If music is the speech of emotion, I get that cello solo now. I can see the musician that played it so long ago in the chancel at Newark UMC, working so hard to express the emotion of the music. I get the low voices singing “Out of the Depths”. I’ve been there. When you are in the depths, screaming and crying is sometimes too much to muster, and all you can manage is a low rumble, but one should never mistake a low rumble for a lessening of emotion over a scream. God knows the groans too deep for words.
I listened to this piece while writing this, and where it breaks into major key at verse 5, the text says “in the Lord my soul trusts” (they are using the King James for the text). From then out, it stays major, stays hopeful, stays trusting.
Lent, and especially Ash Wednesday, is usually an exercise in the reminder of one’s mortality. It is the beginning of a six week suite in a minor key. It behooves us to be reminded periodically that we are not the be-all and end-all, that there were people thousands of years ago who experienced the sorrow and angst we feel. As long as there have been clans and tribes, there have been mothers and wives and children who are consumed by anguish at the loss of their loved ones who have gone off to be soldiers. It is only a minor change in that to say that husbands and fathers now feel that angst, too. As long as there have been families and lovers, there has been pain and suffering because of the loss of loved ones because of disease.
Ash Wednesday is usually a prudent reminder that for all of us, the end result is not immortality. It is death. And we are all headed over that waterfall. And for Christians, historically, death does not bring oblivion, but union with Jesus Christ in heaven. But it does mean the end of all that we know and love.
There will be Ash Wednesdays in the future when I will be caught up short by the reminder that I too will die and no longer be present on earth. This wonderful existence of music and food and love will cease to exist. So will this horrible existence of disease and suffering and war and prejudice and hatred. Our lives on earth are mixtures of all of the above, and sometimes the juxtapositions of good and bad give rise to awareness of the absurd.
But this year, I need not be reminded of the shortness of life, the value of real life over counterfeit. Because of Donna’s disease, I value things differently. I’d like to say that I will be changed forever, but I am not that optimistic. I know that I will still be drawn into things that feel important at the time, but ultimately aren’t. I know that I will be unable to escape 3 hour meetings and political arguments and the ethics of steroids in baseball, and I might even find that stuff important. Shame on me, then.
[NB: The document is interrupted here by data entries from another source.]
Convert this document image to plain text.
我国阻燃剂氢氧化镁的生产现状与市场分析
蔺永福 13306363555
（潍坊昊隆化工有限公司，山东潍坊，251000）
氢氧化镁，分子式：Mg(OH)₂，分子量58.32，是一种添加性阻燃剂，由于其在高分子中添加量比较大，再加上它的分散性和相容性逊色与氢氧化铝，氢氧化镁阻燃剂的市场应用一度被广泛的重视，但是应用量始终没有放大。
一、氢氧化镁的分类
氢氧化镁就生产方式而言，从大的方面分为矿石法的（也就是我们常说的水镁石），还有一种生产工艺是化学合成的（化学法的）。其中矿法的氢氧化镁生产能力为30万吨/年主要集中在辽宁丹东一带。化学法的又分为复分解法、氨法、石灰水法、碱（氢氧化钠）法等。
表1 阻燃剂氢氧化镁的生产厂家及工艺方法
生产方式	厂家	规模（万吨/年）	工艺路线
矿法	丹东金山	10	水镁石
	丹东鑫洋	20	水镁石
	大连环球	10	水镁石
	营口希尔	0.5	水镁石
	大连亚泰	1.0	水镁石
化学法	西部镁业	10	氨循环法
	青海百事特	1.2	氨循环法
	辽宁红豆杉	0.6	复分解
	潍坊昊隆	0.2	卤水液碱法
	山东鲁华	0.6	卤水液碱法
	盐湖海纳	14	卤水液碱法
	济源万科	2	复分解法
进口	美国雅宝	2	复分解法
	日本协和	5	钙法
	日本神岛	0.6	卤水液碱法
Let Ash Wednesday always be a rebuke. May it always yank my leash back to the truth that love, tangible and demonstrated, is all that matters. We live a life of the senses, our experience of the world is only obtained through our senses.
This Ash Wednesday, 2010, the most important thing in the world, right now, is making sure Donna is comfortable, loved, clean and fed. The most important thing in the world is that Josiah is learning how to be successful in the world-not “rock star” successful, but able to love and take care of himself by himself in the world. Can he cook for himself? Can he clean for himself? Will he have the emotional aptitude to love well and support, emotionally and materially, those whom he loves?
Out of the depths I cry to you, O Lord. Let Donna know her worth and value in my life as long as she lives. Let Josiah grow up to be a true man, emotionally grounded, capable and giving.
Let the cello play those groans too deep for words. They need not be ignored, any more than a minor key should be avoided. To live life perpetually in a major key is to live a lie. Stuff happens. But let me always be able to be hopeful and trusting of what comes, trusting in God, even in the face of death, the ultimate unknown.